Israël tue 3 journalistes libanais sans fournir de preuves accusant le Hezbollah d'être affilié

JAKARTA - Israël a de nouveau tué un journaliste. Cette fois, trois journalistes ont été tués par des missiles israéliens de précision alors qu’ils se rendaient en voiture dans le sud du Liban samedi 28 mars heure locale.

Ali Shoeib, journaliste de la chaîne de télévision al-Manar TV, a été tué dans la ville de Jezzine avec deux autres victimes des médias Al Mayadeen, à savoir la journaliste Fatima Ftouni et son frère, le cameraman Mohamed Ftouni.

La BBC rapporte que les trois journalistes ont été attaqués alors qu'ils se rendaient en voiture à Jezzine, un district du sud du Liban éloigné des lignes de front de la guerre.

La télévision locale a montré qu'au moins quatre missiles israéliens avaient été tirés sur la voiture.

Dans la vidéo, on voit également un missile tiré près de la voiture de la victime alors que les gens autour essayaient d'approcher pour aider.

Un journaliste portant un casque et un gilet portant la mention « Press » lors de la couverture d'un conflit. (Unsplash-Engin Akyurt)

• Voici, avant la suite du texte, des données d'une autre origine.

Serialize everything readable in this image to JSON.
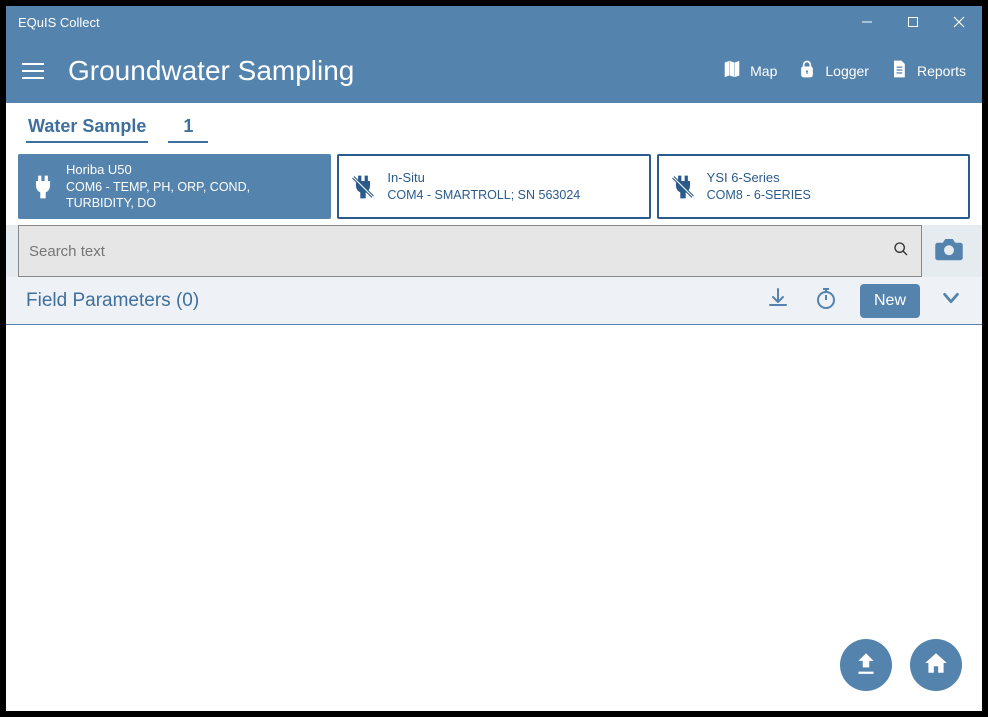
{
  "window": {
    "title": "EQuIS Collect"
  },
  "header": {
    "page_title": "Groundwater Sampling",
    "actions": {
      "map": "Map",
      "logger": "Logger",
      "reports": "Reports"
    }
  },
  "tabs": {
    "water_sample": "Water Sample",
    "count": "1"
  },
  "devices": [
    {
      "name": "Horiba U50",
      "sub": "COM6 - TEMP, PH, ORP, COND, TURBIDITY, DO",
      "active": true,
      "connected": true
    },
    {
      "name": "In-Situ",
      "sub": "COM4 - SMARTROLL; SN 563024",
      "active": false,
      "connected": false
    },
    {
      "name": "YSI 6-Series",
      "sub": "COM8 - 6-SERIES",
      "active": false,
      "connected": false
    }
  ],
  "search": {
    "placeholder": "Search text"
  },
  "section": {
    "title": "Field Parameters (0)",
    "new_label": "New"
  }
}
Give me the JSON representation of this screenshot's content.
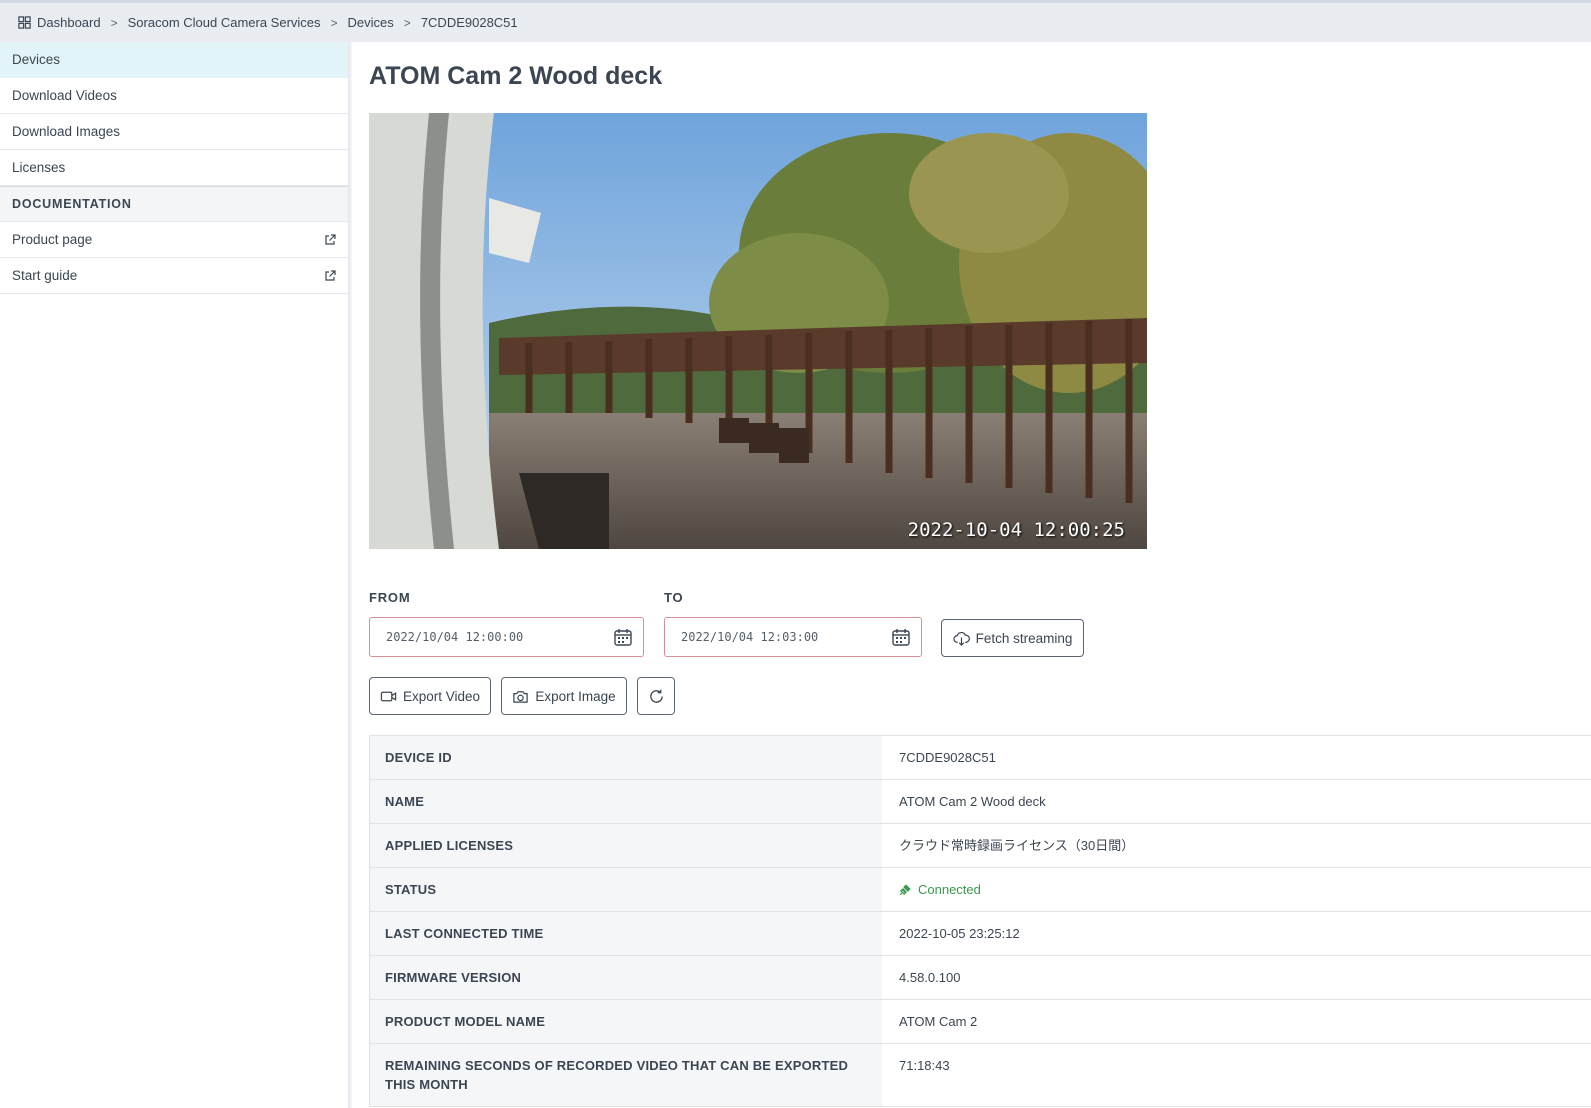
{
  "breadcrumb": {
    "items": [
      "Dashboard",
      "Soracom Cloud Camera Services",
      "Devices",
      "7CDDE9028C51"
    ]
  },
  "sidebar": {
    "items": [
      {
        "label": "Devices",
        "active": true
      },
      {
        "label": "Download Videos"
      },
      {
        "label": "Download Images"
      },
      {
        "label": "Licenses"
      }
    ],
    "section_title": "DOCUMENTATION",
    "doc_links": [
      {
        "label": "Product page"
      },
      {
        "label": "Start guide"
      }
    ]
  },
  "page": {
    "title": "ATOM Cam 2 Wood deck",
    "camera_timestamp": "2022-10-04  12:00:25"
  },
  "range": {
    "from_label": "FROM",
    "from_value": "2022/10/04 12:00:00",
    "to_label": "TO",
    "to_value": "2022/10/04 12:03:00",
    "fetch_label": "Fetch streaming"
  },
  "actions": {
    "export_video": "Export Video",
    "export_image": "Export Image"
  },
  "details": [
    {
      "key": "DEVICE ID",
      "value": "7CDDE9028C51"
    },
    {
      "key": "NAME",
      "value": "ATOM Cam 2 Wood deck"
    },
    {
      "key": "APPLIED LICENSES",
      "value": "クラウド常時録画ライセンス（30日間）"
    },
    {
      "key": "STATUS",
      "value": "Connected"
    },
    {
      "key": "LAST CONNECTED TIME",
      "value": "2022-10-05 23:25:12"
    },
    {
      "key": "FIRMWARE VERSION",
      "value": "4.58.0.100"
    },
    {
      "key": "PRODUCT MODEL NAME",
      "value": "ATOM Cam 2"
    },
    {
      "key": "REMAINING SECONDS OF RECORDED VIDEO THAT CAN BE EXPORTED THIS MONTH",
      "value": "71:18:43"
    }
  ],
  "colors": {
    "accent_active": "#e3f4f8",
    "status_connected": "#3a9a4b",
    "date_border": "#d98f96"
  }
}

Après l'incident, les enregistrements montrent que les vestes et les casques portés par les journalistes étaient brûlés, tandis que le trépied et le microphone ont été tirés de la voiture.

Ali Shoeib, de nationalité libanaise, est connu pour ne pas avoir peur de mener des performances journalistiques sur le front de guerre. Il n’a pas participé à la confrontation, mais a couvert directement devant les soldats de l’armée israélienne IDF qui opéraient à la frontière libanaise

Outre Ali Shoeib, deux autres journalistes qui ont également été tués, Fatima Ftouni et Mohamed Ftouni ont souvent reçu des menaces d'être tués par Israël.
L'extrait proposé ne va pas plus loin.